Тут он осекся – взгляд его остановился на Мауре. И она подумала: "Что, не ожидал увидеть меня здесь сегодня?"
Он откашлялся – и стал читать дальше:
– "...вы найдете Младенца в пеленах, лежащего в яслях".
Хотя теперь он знал, что она сидит среди других прихожан, их взгляды больше не встретились. Ни во время исполнения "Cantate Domino" и «Dies Sanctificatus», ни во время дароприношения и таинства евхаристии. Когда сидевшие рядом с нею прихожане встали и направились причащаться, Маура осталась на своем месте. Если не веришь – не пристало лицемерить, деля гостию и вино с истинно верующими.
"Тогда зачем я здесь?"
И все же она осталась посмотреть на заключительные обряды, на благословение и напутствие прихожанам.
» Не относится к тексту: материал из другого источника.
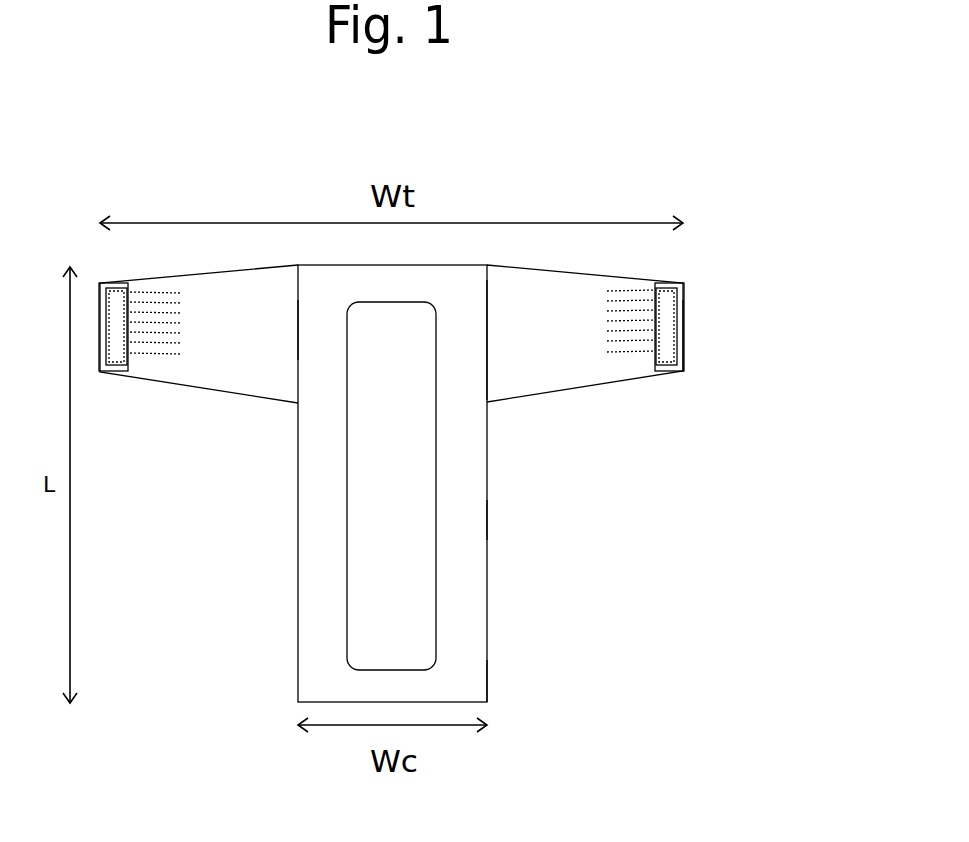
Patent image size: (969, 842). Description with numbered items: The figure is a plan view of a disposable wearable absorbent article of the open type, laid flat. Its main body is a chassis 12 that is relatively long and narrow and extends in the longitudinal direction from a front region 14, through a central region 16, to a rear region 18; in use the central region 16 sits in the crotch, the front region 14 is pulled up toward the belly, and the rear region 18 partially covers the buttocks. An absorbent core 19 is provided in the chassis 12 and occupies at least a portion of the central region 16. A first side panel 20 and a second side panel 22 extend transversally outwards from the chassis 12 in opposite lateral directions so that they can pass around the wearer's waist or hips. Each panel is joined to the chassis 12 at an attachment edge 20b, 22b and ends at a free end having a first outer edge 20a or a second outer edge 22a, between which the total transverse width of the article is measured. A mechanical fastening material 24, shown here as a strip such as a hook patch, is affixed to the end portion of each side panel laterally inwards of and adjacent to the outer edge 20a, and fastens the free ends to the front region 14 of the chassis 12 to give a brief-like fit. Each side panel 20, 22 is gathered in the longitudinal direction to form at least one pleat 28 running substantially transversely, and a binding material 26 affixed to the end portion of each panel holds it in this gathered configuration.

The chassis 12 is at (475, 562).
The front region 14 is at (495, 675).
The central region 16 is at (510, 518).
The rear region 18 is at (497, 303).
The absorbent core 19 is at (390, 532).
The first side panel 20 is at (572, 363).
The first outer edge 20a is at (685, 367).
The attachment edge 20b is at (487, 380).
The second side panel 22 is at (237, 368).
The second outer edge 22a is at (100, 347).
The attachment edge 22b is at (297, 328).
The mechanical fastening material 24 is at (677, 303).
The binding material 26 is at (668, 328).
The pleat 28 is at (637, 347).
– Идите с миром, Христос с вами.
– Слава Тебе, Господи, – откликнулись прихожане.
На этом служба закончилась, и люди вереницей потянулись к выходу, застегивая на ходу пальто и куртки, натягивая перчатки.
А может, они заметили еще что‑нибудь?
Маура не поднимала на них глаз. И когда церковь почти опустела, взгляд ее устремился вперед – и остановился на алтаре. И она подумала: "Уже поздно, пора бы домой. Да и что толку здесь высиживать".
– Здравствуй, Маура.
Она подняла глаза и поймала взгляд Даниэла. В церкви все еще оставались люди. Органистка все еще собирала свои ноты, последние хористы все еще облачались в свои пальто, но Даниэл не обращал на них внимания – он смотрел только на Мауру, как будто, кроме нее, в храме больше никого не было.
– Ты давно не приходила, – сказал он.
– Похоже, что так.
– Если точно – с августа. Верно?
"Ты, значит, месяцы считал".
Он присел рядом.
– Я был приятно удивлен, когда увидел тебя здесь.
– Сегодня сочельник, в конце концов.
– Так ты же неверующая.
– Зато люблю церковные обряды и пение.
– И только поэтому пришла? Ради двух‑трех гимнов? Пропеть "Аминь" и "Хвала Господу"?
– Просто хотелось послушать музыку. Побыть среди людей.
– Только не говори, что тебе не с кем скоротать вечер.
Она пожала плечами и улыбнулась.
– Ты же знаешь, Даниэл. Я не большая любительница вечеринок.
– Просто я решил... В смысле – подумал...
– Что же?
– Что, наверно, ты будешь не одна. В такой‑то вечер.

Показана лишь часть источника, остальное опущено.